İçi içine sığmayan Yavuz’u bu olay da tatmin etmedi. Zaten Yavuz kendi nev’i şahsına münhasır bir şehzade idi. Osmanlı’da sakallı tek şehzade Yavuz’dur. Şehzadeler , padişah olana kadar sakal bırakmazlardı. Yavuz Selim’in burada durmayacağı belli idi. İskender Pala’nın Şah ve Sultan kitabında
Yavuz’un o ortamda Tahran’a kadar gittiği, kılık değiştirdiği ,bir fırsatını bulup Şah İsmail ile satranç oynağı ve kinayeli konuşmalar yaptığı yazılır. Yavuz, devlette sadece bir şehzade iken bile böylesine gözü kara bir şehzadedir.
Daha sonra Yavuz Selim, babasının bu işleri yapamayacağını anlar, mahiyetindeki birliklerle Trabzon’dan çıkar, Gürcistan’ı, Abhazya’yı geçer, Kırım’a gelir. Kayınpederi Kırım Han’ında yedek asker alır ,Romanya ve Bulgaristan üzerinden Edirne’ye gelir. Niyeti babasını devirmek ve tahtı ele geçirmektir.
İstanbul’a daha çok var derken, Osmanlı ordusu Yavuz Selim’i Çorlu Ovası’nda karşılar.
Çıkan bu savaşta Yavuz’un kuvvetleri yenilir. Şehzade Yavuz Selim, öldürülmüş askerlerini savaş meydanında bırakarak, yaralı ve sağlam askerleri ile birlikte geldiği yoldan geri döner. Ve Trabzon’a gelir. Valilik koltuğuna tekrar oturur.
Sofu Beyazıt, bu isyan karşısında hiçbir şey yapmaz. Bir vali devlete isyan etmiştir. Padişahı devirip yerine geçmek istemiştir. Bu bir suçtur. Yavuz hakkında hiçbir takibat yapılmaz.
Buradaki murat nedir? Devlet adamı zor yetişiyor, herkese ceza verirsek yerine adam bulamayız düşüncesi midir?.Af mıdır. Özür dilemek midir ? Belli değil...
Padişahın, hatta zaman zaman sadrazamların bile emri ile devlet görevlilerinin öldürüldüğü bir vakıadır. Padişah;” urun kellesini” dediğinde kimse itiraz edememiştir. Böylesine güçlü bir iradenin karşısında suç işleyen Yavuz Selim’e hiçbir şey olmaması muammadır.

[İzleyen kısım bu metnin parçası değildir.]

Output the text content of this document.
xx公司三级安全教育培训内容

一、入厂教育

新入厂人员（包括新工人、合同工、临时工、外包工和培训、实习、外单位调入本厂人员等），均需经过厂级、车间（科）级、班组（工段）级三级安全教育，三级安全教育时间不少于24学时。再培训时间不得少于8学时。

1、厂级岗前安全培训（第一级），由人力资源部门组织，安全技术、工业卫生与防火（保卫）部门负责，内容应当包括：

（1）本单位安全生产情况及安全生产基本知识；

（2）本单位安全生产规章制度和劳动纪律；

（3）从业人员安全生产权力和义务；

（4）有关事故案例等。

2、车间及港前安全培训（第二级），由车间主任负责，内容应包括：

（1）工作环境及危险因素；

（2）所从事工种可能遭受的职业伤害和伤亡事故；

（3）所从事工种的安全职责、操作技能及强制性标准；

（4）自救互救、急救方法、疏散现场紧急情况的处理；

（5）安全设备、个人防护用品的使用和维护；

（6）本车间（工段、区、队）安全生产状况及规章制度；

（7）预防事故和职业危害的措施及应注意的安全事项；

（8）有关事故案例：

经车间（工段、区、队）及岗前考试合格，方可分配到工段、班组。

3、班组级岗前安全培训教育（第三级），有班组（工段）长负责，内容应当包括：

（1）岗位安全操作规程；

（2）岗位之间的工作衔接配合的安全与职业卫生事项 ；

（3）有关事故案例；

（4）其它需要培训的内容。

Ancak Yavuz Selim, babasını devirip, yerine geçme fikrinden vazgeçmemiştir. Ertesi yıl kansız bir şekilde bir ayak divanı kurularak padişah devrilmiş, yerine Yavuz Sultan olmuştur Osmanlı tarihinde ilk ihtilal budur. Sessiz ihtilal.. Sofu Beyazıt saraydaki derin Osmanlı etkisiyle yetkilerini oğluna devretmiştir. O’na, sadece oğluna beddua etmek kalmıştır.